My colleague over at the ZDNet blogging consortium, Dion Hinchcliffe, has just posted a year-end wrap-up of the state of Enterprise 2.0, and what a year it’s been.

Dion, who has been far out front of the industry in his thinking and writing on Enterprise 2.0, predicts that 2007 will be the year that Enterprise 2.0 “will significantly break out into the enterprise.”

Enterprise 2.0 entered the lexicon earlier this year, Dion notes, when Andrew McAfee , a Harvard professor, introduced the term and philosophy in a Harvard Business School blog post, based on an article he wrote for the MIT Sloan Management Review. McAfee described Enterprise 2.0 as “simple, free platforms for self-expression that remove the last remaining barriers to sharing information using Web technologies, given that even very trivial barriers can drastically reduce creativity and contribution.”
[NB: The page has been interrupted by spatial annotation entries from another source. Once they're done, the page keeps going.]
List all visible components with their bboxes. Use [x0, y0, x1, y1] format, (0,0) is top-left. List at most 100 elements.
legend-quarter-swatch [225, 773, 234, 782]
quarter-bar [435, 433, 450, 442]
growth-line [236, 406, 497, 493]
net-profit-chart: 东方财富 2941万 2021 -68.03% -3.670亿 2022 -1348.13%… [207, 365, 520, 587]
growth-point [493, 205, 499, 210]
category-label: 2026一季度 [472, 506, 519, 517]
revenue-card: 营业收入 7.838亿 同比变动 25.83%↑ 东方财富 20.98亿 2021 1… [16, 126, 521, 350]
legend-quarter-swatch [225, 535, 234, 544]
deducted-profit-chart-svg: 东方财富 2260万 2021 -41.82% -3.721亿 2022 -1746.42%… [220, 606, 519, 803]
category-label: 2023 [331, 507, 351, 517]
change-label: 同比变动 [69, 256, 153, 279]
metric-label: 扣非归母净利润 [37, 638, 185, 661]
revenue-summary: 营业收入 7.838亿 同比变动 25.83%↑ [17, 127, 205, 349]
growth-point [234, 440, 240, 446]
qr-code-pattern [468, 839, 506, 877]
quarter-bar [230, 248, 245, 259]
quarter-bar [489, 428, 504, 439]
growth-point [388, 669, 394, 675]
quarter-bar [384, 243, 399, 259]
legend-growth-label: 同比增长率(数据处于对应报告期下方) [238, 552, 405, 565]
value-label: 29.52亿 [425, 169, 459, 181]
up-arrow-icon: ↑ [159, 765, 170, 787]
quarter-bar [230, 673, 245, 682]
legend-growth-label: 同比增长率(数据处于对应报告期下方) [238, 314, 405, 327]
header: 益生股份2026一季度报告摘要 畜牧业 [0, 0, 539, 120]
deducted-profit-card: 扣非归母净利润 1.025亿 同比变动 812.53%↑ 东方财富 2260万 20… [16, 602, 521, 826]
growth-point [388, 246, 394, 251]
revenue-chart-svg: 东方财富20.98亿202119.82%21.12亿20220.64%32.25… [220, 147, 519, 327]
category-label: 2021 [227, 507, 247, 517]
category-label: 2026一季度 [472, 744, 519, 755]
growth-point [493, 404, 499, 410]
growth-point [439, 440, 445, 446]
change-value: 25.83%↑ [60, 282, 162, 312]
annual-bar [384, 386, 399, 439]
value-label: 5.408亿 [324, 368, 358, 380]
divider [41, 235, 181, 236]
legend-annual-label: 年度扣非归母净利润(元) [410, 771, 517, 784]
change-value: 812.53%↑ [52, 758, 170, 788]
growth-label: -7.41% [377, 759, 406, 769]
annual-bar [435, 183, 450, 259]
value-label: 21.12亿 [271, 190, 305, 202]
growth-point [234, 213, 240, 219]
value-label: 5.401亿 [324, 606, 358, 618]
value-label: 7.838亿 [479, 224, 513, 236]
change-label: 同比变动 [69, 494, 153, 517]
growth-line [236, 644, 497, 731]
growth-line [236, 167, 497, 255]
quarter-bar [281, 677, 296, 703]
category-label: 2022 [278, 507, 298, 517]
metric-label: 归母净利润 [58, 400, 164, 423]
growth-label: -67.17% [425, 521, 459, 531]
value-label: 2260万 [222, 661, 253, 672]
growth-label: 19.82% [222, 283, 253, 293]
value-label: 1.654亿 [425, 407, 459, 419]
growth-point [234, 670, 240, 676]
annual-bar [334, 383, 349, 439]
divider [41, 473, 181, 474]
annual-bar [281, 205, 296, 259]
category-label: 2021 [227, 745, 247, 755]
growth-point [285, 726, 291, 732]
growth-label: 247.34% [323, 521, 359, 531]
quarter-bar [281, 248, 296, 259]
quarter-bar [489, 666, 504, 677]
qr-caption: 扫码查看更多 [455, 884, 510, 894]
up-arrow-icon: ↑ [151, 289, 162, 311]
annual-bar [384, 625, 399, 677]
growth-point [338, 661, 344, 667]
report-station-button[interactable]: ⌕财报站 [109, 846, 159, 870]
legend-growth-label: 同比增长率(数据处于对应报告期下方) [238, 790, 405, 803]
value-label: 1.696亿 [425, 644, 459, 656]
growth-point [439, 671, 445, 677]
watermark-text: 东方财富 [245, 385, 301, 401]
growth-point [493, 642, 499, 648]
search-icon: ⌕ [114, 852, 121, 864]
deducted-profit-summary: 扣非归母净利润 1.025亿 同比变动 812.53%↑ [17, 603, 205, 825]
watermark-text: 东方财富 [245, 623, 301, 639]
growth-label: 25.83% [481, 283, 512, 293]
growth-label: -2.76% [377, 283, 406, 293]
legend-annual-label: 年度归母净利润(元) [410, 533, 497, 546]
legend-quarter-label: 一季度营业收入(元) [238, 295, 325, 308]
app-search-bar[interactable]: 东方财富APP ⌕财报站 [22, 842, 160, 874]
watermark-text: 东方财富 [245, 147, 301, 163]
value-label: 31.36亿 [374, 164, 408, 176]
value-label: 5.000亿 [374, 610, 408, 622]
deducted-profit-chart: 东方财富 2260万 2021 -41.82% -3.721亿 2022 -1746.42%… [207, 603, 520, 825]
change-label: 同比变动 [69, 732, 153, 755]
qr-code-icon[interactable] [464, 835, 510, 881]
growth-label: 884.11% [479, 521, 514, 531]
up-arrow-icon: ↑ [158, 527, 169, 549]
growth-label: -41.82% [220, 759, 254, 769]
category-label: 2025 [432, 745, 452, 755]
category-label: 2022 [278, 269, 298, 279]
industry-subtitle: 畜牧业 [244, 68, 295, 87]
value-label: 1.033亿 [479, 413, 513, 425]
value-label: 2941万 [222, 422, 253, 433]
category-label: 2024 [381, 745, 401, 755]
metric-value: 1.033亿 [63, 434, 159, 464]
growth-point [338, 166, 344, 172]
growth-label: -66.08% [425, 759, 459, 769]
Dion also tracked the growth of the two main core elements of Enterprise 2.0 (blogs and wikis), and finds there has been considerable adoption over the past two years, overtaking traditional communication channels. Dion’s chart is posted below:

But there’s a lot more to Enterprise 2.0 than simply posting or participating in blogs and wikis. Dion observes that that its becoming a key part of enterprise management:

“CIOs, and more importantly, technology savvy workers are increasingly applying Enterprise 2.0 within their organizations because it can often be adopted very inexpensively, is by its intrinsic nature easy to use (requiring little if any end-user training), and many believe that it can be applied incrementally. This makes Enterprise 2.0 IT-friendly on numerous fronts to deploy by already harried, budget-pressured IT departments that are eager to deliver some low-risk wins. And informal data does suggest that many organizations will indeed be trying next year to get at the promise of productivity that Enterprise 2.0 tools offers.”

Dion also notes the challenges and obstacles that lay ahead for Enterprise 2.0, including “fears of a loss of control of communication within organizations; worries over the ‘dumbing down’ of corporate conversation; the available means of determining the accuracy of information captured and shared by employees using Enterprise 2.0 tools.” Plus, he notes, actual reference case studies of companies successfully deploying the methodologies are few and far between.

(For more on the obstacles and challenges, fellow FastForward blogger Jerry Bowles just posted a great summary of the leading management fears with Enterprise 2.0. Much of it boils down to fear of a loss of control.)

Dion didn’t venture specific predictions for 2007 yet but promises to do so in a later post. He does, however, link to Jevon MacDonald’s list of seven predictions for the year ahead. Jevon predicts plenty of announcements from IBM and Microsoft around Enterprise 2.0 tools, as well as more articles from Andrew McAfee.

Interestingly, Jevon also predicts that adoption of Enterprise 2.0 will be lukewarm in large enterprises, but mainly within small companies of 100 employees or less, especially around SaaS offerings.

My thinking is that within larger enterprises, SaaS is more likely to be delivered internally, as part of SOA strategy. I’ll be discussing this relationship between SOA, SaaS, and Enterprise 2.0 in more detail over the coming weeks.